O xadrez surgiu a partir de um jogo indiano do século 6, chamado chaturanga – que tinha um elefantinho no lugar do bispo. Chegou aos persas, espalhou-se pela Ásia e entrou na Rússia pela Sibéria no século 9. Deu match com o temperamento russo e virou o passatempo preferido da aristocracia imperial. Mas só caiu de vez no gosto do povo séculos depois, de maneira premeditada – quando foi transformado em arma política pelos soviéticos. Nikolai Krylenko, um influente assecla de Stálin, disse: “Vamos organizar brigadas de choque de jogadores, e começar um plano quinquenal”.
A ideia era que um jogo lógico e racional – o favorito do alemão Karl Marx, diga-se – servisse como demonstração da superioridade intelectual da URSS sobre os países capitalistas. Seria fácil implantá-lo: as peças podem ser fabricadas em larga escala, e a única infraestrutura necessária é uma mesa. Além disso, a população já nutria alguma simpatia pelo tabuleiro alvinegro, e havia um herói nacional recente para exaltar: Mikhail Chigorin, que esteve no top 5 mundial no final do século 19 e batizou vários lances. Logo, o xadrez foi incorporado ao treinamento de todos os recrutas das Forças Armadas.
“O Partido Comunista acreditava que o xadrez poderia ser de grande utilidade para elevar o nível cultural das massas trabalhadoras”, escreveu o historiador Michael A. Hudson. “O encorajamento oficial fez do xadrez um componente cultural significativo na vida dos cidadãos.” Stálin mobilizou a máquina de propaganda, e seus assessores chegaram a forjar as sequências de movimentos de partidas fictícias do ditador.
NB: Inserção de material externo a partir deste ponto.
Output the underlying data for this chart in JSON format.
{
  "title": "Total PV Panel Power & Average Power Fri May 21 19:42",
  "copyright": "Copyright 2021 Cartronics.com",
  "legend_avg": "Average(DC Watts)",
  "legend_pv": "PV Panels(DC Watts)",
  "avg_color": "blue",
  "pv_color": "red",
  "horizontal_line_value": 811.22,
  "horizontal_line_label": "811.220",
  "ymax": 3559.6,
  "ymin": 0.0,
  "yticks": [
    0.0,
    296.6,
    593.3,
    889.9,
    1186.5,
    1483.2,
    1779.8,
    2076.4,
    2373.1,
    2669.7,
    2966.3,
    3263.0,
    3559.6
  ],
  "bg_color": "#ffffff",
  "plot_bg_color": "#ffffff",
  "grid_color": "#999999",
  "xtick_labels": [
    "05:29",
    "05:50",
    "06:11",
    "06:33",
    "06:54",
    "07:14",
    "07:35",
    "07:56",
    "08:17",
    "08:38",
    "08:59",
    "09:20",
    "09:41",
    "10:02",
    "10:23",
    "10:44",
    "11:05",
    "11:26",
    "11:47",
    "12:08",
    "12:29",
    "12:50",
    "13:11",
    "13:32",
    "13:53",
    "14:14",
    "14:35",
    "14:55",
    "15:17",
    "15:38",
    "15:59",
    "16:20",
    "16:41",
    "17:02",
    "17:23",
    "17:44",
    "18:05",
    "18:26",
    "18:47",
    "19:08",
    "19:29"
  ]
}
Todo esse incentivo rendeu frutos em 1948, quando Mikhail Botvinnik venceu o primeiro Campeonato Mundial organizado pela Federação Internacional de Xadrez, a Fide. Foi o início da hegemonia soviética na competição: todos os campeões das duas décadas seguintes eram de lá. Os EUA, do outro lado da Guerra Fria, sequer conseguiam chegar à final. Vontade de provocar os soviéticos não faltava. Faltava tradição mesmo. A sorte ianque só começou a mudar no fim dos anos 1960, graças a um garoto tímido do Brooklyn.